Synthetic aperture radar (SAR) systems use electromagnetic (EM) waveform transmissions to illuminate objects, and images are created from processing reflections or echoes. SAR systems are now widely deployed to support critical remote mapping/sensing capabilities. SAR transmitters are typically installed on moving airborne or satellite platforms to operate at stand-off ranges and collect terrain data measurements. The measured data, collected from multiple passes/scans is interpreted by advanced SAR interferometry algorithms into surface terrain maps to help discriminate (detect) key landscape features, e.g., fault lines, bodies of water, forests and vegetation, glaciers, etc. Some of the most technical tasks include discriminating foliage in mapped terrains, identifying forest types, discerning tree heights, and detecting anomalies or hidden objects beneath foliage - termed the foliage penetration (FOPEN) problem.
Due to the increasing interest in using higher Ku-band frequencies (12-18 GHz) for FOPEN, there is a growing need to quantify the interaction of foliage with Ku-band frequencies for consulting purposes; and to aid with enhanced technology support for applications in both the commercial and military domains. Overall, this important area remains largely unaddressed in the modeling realm today because of the required heavy model detail and substantial computational resources.

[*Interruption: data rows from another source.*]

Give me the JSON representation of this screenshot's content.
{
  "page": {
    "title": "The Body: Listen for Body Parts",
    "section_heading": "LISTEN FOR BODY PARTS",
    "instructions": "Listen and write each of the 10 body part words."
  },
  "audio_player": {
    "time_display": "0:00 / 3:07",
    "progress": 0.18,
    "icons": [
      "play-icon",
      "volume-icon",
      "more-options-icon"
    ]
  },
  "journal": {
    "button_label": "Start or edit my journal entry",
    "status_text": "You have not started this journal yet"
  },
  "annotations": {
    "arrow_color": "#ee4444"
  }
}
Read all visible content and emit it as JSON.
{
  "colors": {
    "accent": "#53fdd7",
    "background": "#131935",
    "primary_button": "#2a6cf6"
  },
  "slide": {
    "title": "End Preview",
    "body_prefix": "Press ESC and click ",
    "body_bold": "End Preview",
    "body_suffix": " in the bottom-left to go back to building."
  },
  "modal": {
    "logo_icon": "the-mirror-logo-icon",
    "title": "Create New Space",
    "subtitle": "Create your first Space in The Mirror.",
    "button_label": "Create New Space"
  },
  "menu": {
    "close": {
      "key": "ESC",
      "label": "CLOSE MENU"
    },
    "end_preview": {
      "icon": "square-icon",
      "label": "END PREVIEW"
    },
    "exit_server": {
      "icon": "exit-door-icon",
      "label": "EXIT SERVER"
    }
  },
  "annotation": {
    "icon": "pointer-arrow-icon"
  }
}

This technical paper lays out a FOPEN modeling methodology that introduces a range of new innovations and contributions to address the phenomenology of Ku-band EM wave transmissions through moderate foliage. Two highly detailed computer-aided design (CAD) tree models were created using an open source tree generating software. Due the level of details of tree models, Altair HyperMesh is used for geometry editing and cleaning and then Altair Feko is used for FOPEN computational electromagnetic (CEM) behaviors at L- and Ku-band are characterized.